RNA was quantitated as described previously.[4] RNA was isolated using Trizol (Invitrogen), according to the manufacturer’s instructions. Complementary DNA was produced from RNA using the QuantiTect Reverse Transcription kit (Qiagen, Hilden, Germany). Gene-specific primer-probe sets were designed by Applied Biosystems (Foster City, CA).

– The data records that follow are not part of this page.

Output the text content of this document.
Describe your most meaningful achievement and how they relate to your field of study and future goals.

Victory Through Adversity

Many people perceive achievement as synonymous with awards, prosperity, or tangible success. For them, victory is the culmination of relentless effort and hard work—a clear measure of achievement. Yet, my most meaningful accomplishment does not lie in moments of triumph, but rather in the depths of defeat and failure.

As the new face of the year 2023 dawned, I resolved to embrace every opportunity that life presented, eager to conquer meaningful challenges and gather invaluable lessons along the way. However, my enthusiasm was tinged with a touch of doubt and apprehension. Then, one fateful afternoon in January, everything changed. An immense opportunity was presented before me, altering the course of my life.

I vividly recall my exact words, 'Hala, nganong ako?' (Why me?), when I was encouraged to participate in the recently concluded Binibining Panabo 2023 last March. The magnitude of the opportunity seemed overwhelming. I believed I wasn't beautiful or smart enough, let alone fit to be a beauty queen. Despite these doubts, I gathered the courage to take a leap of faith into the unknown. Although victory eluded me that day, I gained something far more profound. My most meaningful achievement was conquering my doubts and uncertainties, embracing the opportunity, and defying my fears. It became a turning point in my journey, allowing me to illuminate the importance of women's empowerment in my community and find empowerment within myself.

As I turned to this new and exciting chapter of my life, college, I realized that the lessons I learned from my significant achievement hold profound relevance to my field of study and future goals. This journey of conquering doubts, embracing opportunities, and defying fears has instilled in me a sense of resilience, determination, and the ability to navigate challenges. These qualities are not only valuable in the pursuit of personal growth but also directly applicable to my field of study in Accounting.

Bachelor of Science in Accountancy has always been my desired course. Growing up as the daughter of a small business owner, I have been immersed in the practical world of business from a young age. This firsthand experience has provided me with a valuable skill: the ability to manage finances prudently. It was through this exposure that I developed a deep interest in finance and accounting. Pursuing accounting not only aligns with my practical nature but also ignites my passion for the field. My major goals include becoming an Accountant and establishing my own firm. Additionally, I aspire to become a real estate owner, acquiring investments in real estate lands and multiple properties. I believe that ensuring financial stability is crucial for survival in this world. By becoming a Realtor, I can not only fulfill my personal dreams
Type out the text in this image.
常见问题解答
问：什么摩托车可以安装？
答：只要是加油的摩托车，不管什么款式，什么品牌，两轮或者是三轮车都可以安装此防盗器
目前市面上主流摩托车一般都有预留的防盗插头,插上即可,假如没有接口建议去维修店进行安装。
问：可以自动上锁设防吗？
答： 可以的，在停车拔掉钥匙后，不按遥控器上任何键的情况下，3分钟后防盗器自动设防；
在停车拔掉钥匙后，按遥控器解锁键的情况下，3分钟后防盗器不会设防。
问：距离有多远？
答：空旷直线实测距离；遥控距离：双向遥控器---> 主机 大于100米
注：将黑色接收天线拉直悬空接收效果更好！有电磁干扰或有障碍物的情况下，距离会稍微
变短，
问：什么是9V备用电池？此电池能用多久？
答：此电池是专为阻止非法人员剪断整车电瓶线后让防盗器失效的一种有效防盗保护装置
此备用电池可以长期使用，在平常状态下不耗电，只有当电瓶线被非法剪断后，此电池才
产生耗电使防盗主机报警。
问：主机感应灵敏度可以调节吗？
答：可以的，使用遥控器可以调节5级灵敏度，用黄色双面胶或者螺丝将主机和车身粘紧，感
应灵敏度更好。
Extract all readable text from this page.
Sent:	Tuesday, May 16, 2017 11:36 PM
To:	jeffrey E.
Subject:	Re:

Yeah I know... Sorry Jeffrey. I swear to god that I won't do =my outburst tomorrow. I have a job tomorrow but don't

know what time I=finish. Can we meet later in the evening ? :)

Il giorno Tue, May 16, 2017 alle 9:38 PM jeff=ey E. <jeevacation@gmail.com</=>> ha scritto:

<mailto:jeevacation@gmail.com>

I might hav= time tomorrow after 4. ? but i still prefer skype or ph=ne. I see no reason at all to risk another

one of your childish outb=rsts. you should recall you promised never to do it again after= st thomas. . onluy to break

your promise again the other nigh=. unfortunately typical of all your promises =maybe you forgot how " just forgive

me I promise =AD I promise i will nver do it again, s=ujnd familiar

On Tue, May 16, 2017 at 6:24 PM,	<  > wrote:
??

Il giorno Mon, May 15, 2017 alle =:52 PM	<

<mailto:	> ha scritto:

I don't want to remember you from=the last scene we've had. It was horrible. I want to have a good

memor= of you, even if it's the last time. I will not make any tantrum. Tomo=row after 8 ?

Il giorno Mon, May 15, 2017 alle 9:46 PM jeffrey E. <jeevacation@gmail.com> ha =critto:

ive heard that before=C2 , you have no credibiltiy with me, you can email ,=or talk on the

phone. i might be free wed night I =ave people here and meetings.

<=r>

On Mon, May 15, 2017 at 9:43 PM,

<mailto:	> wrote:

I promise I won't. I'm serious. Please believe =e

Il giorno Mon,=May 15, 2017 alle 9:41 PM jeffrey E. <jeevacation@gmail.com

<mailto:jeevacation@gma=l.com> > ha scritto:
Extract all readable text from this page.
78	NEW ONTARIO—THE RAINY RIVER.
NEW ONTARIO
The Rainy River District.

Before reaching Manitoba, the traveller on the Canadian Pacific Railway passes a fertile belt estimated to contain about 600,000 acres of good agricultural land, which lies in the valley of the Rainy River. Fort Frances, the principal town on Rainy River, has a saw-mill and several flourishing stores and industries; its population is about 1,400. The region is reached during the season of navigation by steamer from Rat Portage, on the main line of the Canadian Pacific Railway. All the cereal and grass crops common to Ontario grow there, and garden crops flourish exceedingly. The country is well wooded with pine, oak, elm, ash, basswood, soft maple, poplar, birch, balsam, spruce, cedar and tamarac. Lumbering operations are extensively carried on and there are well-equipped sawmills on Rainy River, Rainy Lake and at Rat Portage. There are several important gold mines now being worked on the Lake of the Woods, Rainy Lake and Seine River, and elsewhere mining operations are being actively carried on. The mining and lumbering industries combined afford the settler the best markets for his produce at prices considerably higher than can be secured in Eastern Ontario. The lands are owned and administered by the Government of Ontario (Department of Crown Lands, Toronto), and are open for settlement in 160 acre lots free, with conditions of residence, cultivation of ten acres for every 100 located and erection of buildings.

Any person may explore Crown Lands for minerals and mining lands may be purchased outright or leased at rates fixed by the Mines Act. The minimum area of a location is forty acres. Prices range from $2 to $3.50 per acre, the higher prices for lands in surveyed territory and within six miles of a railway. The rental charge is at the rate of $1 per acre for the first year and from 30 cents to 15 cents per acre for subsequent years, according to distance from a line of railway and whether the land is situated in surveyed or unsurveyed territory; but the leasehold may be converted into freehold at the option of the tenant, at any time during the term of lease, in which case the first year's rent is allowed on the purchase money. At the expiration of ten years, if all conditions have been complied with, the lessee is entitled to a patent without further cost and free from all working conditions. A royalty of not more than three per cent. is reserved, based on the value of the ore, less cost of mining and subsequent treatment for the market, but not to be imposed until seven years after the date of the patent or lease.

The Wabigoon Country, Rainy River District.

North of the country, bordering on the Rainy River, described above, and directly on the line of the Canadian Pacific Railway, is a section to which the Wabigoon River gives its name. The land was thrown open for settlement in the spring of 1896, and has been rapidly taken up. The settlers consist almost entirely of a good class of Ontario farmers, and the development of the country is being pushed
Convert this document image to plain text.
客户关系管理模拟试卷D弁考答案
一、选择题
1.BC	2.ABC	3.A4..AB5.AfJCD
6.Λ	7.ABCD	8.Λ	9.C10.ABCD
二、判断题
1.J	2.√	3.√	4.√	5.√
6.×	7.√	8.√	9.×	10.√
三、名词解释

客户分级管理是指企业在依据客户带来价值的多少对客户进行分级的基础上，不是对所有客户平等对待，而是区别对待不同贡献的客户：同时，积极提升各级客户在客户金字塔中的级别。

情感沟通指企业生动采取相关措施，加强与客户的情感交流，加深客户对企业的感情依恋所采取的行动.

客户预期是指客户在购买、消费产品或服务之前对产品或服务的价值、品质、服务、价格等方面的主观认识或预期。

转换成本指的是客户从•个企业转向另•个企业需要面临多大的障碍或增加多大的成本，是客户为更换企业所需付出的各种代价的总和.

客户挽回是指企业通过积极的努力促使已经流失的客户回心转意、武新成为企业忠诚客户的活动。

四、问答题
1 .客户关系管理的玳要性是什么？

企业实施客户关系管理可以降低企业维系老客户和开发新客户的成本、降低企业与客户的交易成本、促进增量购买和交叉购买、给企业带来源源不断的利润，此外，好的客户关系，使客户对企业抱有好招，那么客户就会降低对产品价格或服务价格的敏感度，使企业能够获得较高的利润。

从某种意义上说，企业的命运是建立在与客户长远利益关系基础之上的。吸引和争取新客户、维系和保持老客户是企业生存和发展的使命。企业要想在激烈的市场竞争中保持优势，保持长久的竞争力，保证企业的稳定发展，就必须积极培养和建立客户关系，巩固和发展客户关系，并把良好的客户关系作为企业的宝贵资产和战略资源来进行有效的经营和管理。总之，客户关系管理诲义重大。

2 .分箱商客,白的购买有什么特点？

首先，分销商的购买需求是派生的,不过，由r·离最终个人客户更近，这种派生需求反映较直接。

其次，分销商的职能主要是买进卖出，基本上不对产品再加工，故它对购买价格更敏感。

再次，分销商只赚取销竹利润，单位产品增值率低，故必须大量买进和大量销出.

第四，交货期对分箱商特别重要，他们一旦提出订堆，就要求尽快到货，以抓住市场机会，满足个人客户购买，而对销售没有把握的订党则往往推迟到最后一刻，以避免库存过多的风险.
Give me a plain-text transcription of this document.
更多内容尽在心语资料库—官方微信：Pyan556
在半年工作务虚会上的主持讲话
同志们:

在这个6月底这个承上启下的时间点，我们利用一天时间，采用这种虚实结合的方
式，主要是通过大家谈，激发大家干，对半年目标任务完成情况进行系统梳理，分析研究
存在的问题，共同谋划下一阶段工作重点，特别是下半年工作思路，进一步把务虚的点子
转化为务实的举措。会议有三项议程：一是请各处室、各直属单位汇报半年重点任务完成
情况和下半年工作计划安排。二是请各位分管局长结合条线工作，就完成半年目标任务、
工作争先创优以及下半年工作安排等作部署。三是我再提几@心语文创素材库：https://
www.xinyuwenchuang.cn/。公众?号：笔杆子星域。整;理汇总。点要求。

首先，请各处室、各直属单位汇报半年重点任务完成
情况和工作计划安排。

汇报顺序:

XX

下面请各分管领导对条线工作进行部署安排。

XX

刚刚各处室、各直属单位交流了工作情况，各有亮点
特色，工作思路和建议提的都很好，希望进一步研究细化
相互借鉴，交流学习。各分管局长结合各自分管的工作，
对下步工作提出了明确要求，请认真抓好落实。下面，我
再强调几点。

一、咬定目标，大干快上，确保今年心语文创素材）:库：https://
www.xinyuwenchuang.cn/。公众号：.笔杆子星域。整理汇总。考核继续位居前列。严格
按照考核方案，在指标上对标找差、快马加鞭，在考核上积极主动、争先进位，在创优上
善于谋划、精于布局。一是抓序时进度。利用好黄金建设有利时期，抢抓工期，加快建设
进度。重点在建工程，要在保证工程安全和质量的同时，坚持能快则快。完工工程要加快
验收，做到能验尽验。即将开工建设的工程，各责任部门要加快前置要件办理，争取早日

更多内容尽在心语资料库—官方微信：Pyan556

We used an Applied Biosystems 7900HT Fast Real-Time polymerase chain reaction (PCR) system Cell Cycle inhibitor for quantitation of gene products. Gene expression was calculated, relative to hypoxanthine phosphoribosyltransferase, according to Pfaffl[6] and depicted as fold increase compared to FBS. Huh7.5 cells were washed extensively with OptiMEM (Gibco, Grand Island, NY) to remove albumin (ALB) present in serum. The last wash was collected to determine background levels of ALB. Cells were then kept in OptiMEM at 37°C for 6 hours, and samples were

taken every 2 hours. The amount of secreted ALB was determined using quantitative enzyme-linked immunosorbent assay (ELISA), as described previously.[4] ALB secretion (calculated as ng albumin/hour/10 × 106 cells) was normalized to FBS between experiments and expressed as fold-increase compared to FBS. Cells were grown on poly-L-lysine-coated coverslips and cultured in either FBS or HS. Lipid droplets were stained with Bodipy 493/503 (Invitrogen), according to the supplier’s instructions. Quantity of neutral lipid staining was OSI-906 visualized using a conventional fluorescence microscope (Zeiss Axiovert200; Carl Zeiss, Göttingen, Germany) and quantitated using ImageJ software (National Institutes of Health, Bethesda, MD). Images were taken using identical microscope and exposure settings. Data were collected in three independent experiments, MCE with four to eight microscopic fields per condition. Lipoprotein analysis was performed as described previously,[7] using size-exclusion chromatography (large particles elute first) combined with in-line triglyceride (TG) and cholesterol measurements. Sucrose density-gradient ultracentrifugation

was performed as previously described.[8] Fractions of 0.5 mL each were collected from the top of the gradient, and the RNA titer in each fraction was determined by quantitative reverse-transcriptase PCR (qRT-PCR). Immunoprecipitation (IP) experiments were performed as previously described.[4] Freshly collected tissue culture supernatants from infected cells were filtered through a 22-μm filter and placed in clean tissue culture plates (without cells) and kept at 37°C or 4°C. Samples were taken at the start of the incubations and then at 4- and 12-hour intervals. Viral RNA was extracted and quantitated as described above. For calculation of significance, all experiments consisted of a minimum of three independent replicates.